Over the weekend (June 19 - 20), a diverse group of students, faculty and eco-tourists affiliated with Edu-Tourism successfully crossed the Cunha Cunha Pass Trail from Hayfield into the Rio Grande Valley. Our progress was assisted by a native trail guide, Sylvene Sutherland from the farming community of Hayfield, St. Thomas.
Once the arduous crossing was complete, we were greeted with open arms by the farmers of Bowden Pen at their new tourist facility, the Ambassabeth Cottages. We stayed overnight there and were treated to several tasty meals of traditional Jamaican cuisine.
This is a breathtakingly beautiful natural setting high in the Rio Grande Valley, offering a wide variety of eco-tourist options for the adventurous traveler. For those interested in Jamaican traditions and holidays, local residents are very willing to share their knowledge and will help you make contact with other residents of the valley. The trail guides are experienced in leading groups deep into the mountain valleys and onto the ridge tops, but for planning purposes it may be wise to pick up topographical map sheets while in Kingston before driving out. These trails become overgrown so quickly that the trail guides are essential.

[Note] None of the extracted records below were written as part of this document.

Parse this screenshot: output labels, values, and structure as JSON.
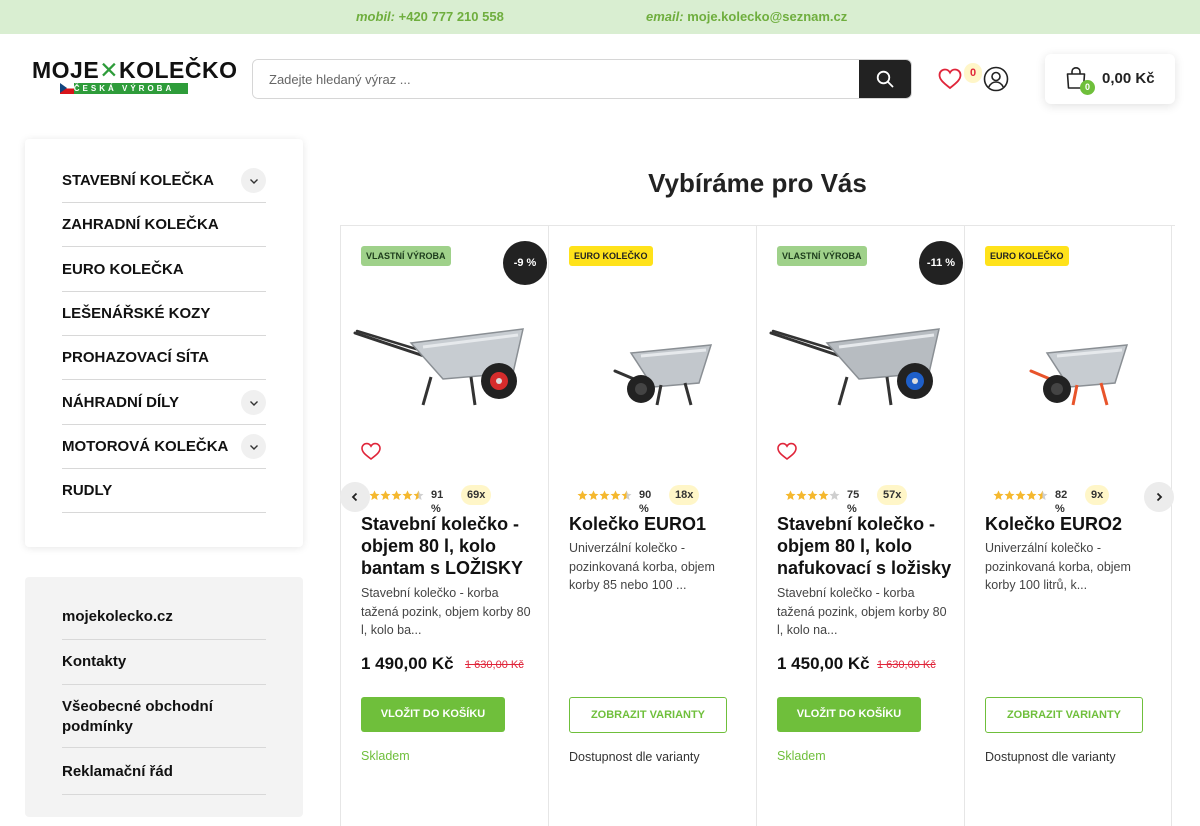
{
  "topbar": {
    "phone_label": "mobil:",
    "phone": "+420 777 210 558",
    "email_label": "email:",
    "email": "moje.kolecko@seznam.cz"
  },
  "logo": {
    "word_left": "MOJE",
    "word_right": "KOLEČKO",
    "sub": "ČESKÁ VÝROBA"
  },
  "search": {
    "placeholder": "Zadejte hledaný výraz ..."
  },
  "header": {
    "wishlist_count": "0",
    "cart_count": "0",
    "cart_total": "0,00 Kč"
  },
  "categories": [
    {
      "label": "STAVEBNÍ KOLEČKA",
      "expandable": true
    },
    {
      "label": "ZAHRADNÍ KOLEČKA",
      "expandable": false
    },
    {
      "label": "EURO KOLEČKA",
      "expandable": false
    },
    {
      "label": "LEŠENÁŘSKÉ KOZY",
      "expandable": false
    },
    {
      "label": "PROHAZOVACÍ SÍTA",
      "expandable": false
    },
    {
      "label": "NÁHRADNÍ DÍLY",
      "expandable": true
    },
    {
      "label": "MOTOROVÁ KOLEČKA",
      "expandable": true
    },
    {
      "label": "RUDLY",
      "expandable": false
    }
  ],
  "info_links": [
    "mojekolecko.cz",
    "Kontakty",
    "Všeobecné obchodní podmínky",
    "Reklamační řád"
  ],
  "section_title": "Vybíráme pro Vás",
  "products": [
    {
      "tag": "VLASTNÍ VÝROBA",
      "discount": "-9 %",
      "rating_percent": "91 %",
      "rating_stars": 4.5,
      "review_count": "69x",
      "name": "Stavební kolečko - objem 80 l, kolo bantam s LOŽISKY",
      "desc": "Stavební kolečko - korba tažená pozink, objem korby 80 l, kolo ba...",
      "price": "1 490,00 Kč",
      "old_price": "1 630,00 Kč",
      "button": "VLOŽIT DO KOŠÍKU",
      "availability": "Skladem"
    },
    {
      "tag": "EURO KOLEČKO",
      "discount": "",
      "rating_percent": "90 %",
      "rating_stars": 4.5,
      "review_count": "18x",
      "name": "Kolečko EURO1",
      "desc": "Univerzální kolečko - pozinkovaná korba, objem korby 85 nebo 100 ...",
      "price": "",
      "old_price": "",
      "button": "ZOBRAZIT VARIANTY",
      "availability": "Dostupnost dle varianty"
    },
    {
      "tag": "VLASTNÍ VÝROBA",
      "discount": "-11 %",
      "rating_percent": "75 %",
      "rating_stars": 4,
      "review_count": "57x",
      "name": "Stavební kolečko - objem 80 l, kolo nafukovací s ložisky",
      "desc": "Stavební kolečko - korba tažená pozink, objem korby 80 l, kolo na...",
      "price": "1 450,00 Kč",
      "old_price": "1 630,00 Kč",
      "button": "VLOŽIT DO KOŠÍKU",
      "availability": "Skladem"
    },
    {
      "tag": "EURO KOLEČKO",
      "discount": "",
      "rating_percent": "82 %",
      "rating_stars": 4.5,
      "review_count": "9x",
      "name": "Kolečko EURO2",
      "desc": "Univerzální kolečko - pozinkovaná korba, objem korby 100 litrů, k...",
      "price": "",
      "old_price": "",
      "button": "ZOBRAZIT VARIANTY",
      "availability": "Dostupnost dle varianty"
    }
  ],
  "colors": {
    "accent_green": "#6fbf3b",
    "topbar_bg": "#d9eed1",
    "badge_own": "#9fd18a",
    "badge_euro": "#ffe21a",
    "sale_red": "#e0253a",
    "star": "#f5b82e"
  },
  "icons": {
    "search_button": "magnifier-icon",
    "wishlist": "heart-icon",
    "account": "user-icon",
    "cart": "shopping-bag-icon",
    "carousel_prev": "chevron-left-icon",
    "carousel_next": "chevron-right-icon"
  }
}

They cut back the brush and keep hiking groups from getting lost in the lush vegetation.
Jonathan Thomas, a Pennsylvania organic farmer who traveled with us last month, was so impressed by what he saw that he wrote a letter of thanks that was published in the Jamaica Observer.
Future hikers of the Cuna Cuna Pass need to keep the following cautions in mind.

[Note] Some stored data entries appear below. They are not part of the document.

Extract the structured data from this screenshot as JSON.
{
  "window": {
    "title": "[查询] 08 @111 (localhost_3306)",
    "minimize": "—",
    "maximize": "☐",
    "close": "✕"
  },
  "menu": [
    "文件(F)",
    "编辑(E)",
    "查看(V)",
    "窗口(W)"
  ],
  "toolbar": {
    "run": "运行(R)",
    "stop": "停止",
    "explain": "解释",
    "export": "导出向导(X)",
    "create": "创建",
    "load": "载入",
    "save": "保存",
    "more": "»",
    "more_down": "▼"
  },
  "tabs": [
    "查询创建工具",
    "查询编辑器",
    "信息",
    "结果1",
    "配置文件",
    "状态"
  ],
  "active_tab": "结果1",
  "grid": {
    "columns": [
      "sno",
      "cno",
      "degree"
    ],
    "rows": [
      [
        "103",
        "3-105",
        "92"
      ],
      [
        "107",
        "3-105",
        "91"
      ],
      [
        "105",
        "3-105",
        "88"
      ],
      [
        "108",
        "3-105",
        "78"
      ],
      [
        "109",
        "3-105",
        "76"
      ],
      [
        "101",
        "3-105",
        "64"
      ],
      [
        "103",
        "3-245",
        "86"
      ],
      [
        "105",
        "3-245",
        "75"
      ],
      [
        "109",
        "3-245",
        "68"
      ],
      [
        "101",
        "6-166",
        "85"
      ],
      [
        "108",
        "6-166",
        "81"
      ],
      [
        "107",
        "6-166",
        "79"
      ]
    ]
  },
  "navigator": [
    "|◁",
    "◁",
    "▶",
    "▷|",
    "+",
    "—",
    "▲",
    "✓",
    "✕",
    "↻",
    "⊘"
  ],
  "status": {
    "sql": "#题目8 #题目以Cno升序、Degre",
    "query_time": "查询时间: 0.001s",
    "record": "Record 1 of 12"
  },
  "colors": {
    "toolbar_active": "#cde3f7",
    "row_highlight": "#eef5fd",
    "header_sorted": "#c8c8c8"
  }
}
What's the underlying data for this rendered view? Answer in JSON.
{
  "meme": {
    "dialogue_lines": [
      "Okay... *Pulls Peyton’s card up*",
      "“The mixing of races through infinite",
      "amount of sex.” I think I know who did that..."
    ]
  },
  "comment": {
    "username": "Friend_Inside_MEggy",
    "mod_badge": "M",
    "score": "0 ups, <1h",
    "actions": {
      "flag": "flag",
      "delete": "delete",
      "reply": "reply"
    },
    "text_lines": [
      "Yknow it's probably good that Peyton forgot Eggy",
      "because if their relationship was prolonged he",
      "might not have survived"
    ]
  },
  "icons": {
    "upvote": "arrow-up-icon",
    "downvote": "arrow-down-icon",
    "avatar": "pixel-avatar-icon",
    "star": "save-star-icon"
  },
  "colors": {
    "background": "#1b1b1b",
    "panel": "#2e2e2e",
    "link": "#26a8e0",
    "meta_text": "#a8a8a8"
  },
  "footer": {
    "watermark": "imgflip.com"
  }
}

1. Mosquitoes are a constant companion on the trail, so hikers should come prepared with insect repellent.
2. Bring a pair of hiking boots that have already been well broken in. The trail is has been improved to assist hikers, but because of the great amount of rainfall in the region, still involves rough sections. Hiking boots that are fit without rubbing and that have waterproofing will be a tremendous asset for hikers of the trail, no matter what season they choose.

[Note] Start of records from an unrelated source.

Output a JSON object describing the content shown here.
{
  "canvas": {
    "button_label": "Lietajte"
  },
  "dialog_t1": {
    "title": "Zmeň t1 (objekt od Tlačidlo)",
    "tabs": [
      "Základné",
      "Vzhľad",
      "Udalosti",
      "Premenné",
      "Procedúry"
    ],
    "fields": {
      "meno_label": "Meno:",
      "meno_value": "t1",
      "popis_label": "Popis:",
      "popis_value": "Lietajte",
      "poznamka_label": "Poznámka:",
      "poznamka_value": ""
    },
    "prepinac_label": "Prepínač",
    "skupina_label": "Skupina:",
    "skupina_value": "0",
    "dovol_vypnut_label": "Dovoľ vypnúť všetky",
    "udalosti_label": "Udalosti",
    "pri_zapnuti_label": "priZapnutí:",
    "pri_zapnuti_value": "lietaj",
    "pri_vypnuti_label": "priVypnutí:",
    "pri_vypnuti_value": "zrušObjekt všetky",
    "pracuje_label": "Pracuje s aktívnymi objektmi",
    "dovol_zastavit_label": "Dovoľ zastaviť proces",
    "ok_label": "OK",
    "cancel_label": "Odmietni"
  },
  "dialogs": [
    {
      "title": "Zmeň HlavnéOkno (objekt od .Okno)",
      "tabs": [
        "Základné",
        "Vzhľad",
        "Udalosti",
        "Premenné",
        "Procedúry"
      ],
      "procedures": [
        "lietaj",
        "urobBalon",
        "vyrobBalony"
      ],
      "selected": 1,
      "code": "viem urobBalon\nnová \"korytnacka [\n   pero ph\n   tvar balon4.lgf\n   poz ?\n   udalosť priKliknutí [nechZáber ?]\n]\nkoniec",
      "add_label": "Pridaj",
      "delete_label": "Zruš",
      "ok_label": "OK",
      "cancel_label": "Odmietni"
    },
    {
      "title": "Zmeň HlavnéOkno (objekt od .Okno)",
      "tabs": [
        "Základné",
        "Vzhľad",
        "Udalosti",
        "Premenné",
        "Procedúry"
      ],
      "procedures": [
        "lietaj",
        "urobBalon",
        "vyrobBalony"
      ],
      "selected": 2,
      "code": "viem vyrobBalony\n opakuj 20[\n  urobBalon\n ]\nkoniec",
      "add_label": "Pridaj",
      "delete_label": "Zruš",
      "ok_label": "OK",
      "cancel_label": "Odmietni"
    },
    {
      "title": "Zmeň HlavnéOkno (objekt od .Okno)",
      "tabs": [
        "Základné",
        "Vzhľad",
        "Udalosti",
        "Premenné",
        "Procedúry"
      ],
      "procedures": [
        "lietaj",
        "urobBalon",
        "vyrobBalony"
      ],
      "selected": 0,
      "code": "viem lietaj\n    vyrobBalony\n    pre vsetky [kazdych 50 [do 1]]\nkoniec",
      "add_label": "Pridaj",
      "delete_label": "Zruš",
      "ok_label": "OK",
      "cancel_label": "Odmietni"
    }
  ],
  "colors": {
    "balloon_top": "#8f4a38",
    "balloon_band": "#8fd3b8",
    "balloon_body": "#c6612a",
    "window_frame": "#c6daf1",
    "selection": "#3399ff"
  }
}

3. Let the local coordinator Lynette Wilks know the size of your group, and how many cabins you will be needing, and stay in contact with her by cell regarding the progress of your hike.
4. Sleeping accommations are provided in cabins that include foam mattresses and large pillows. When traveling with a large groups, bringing along additional tents will help to make sure that everyone is comfortable. The Bowden Pen farmers are currently in the process of opening a new camping ground nearby that will accommodate groups of university or secondary school students.
Additional sources of information that will help if you are preparing to explore Port Antonio and hike in the Blue Mountains: the Rough Guide to Jamaica and Skywritings: Air Jamaica's In-Flight Magazine.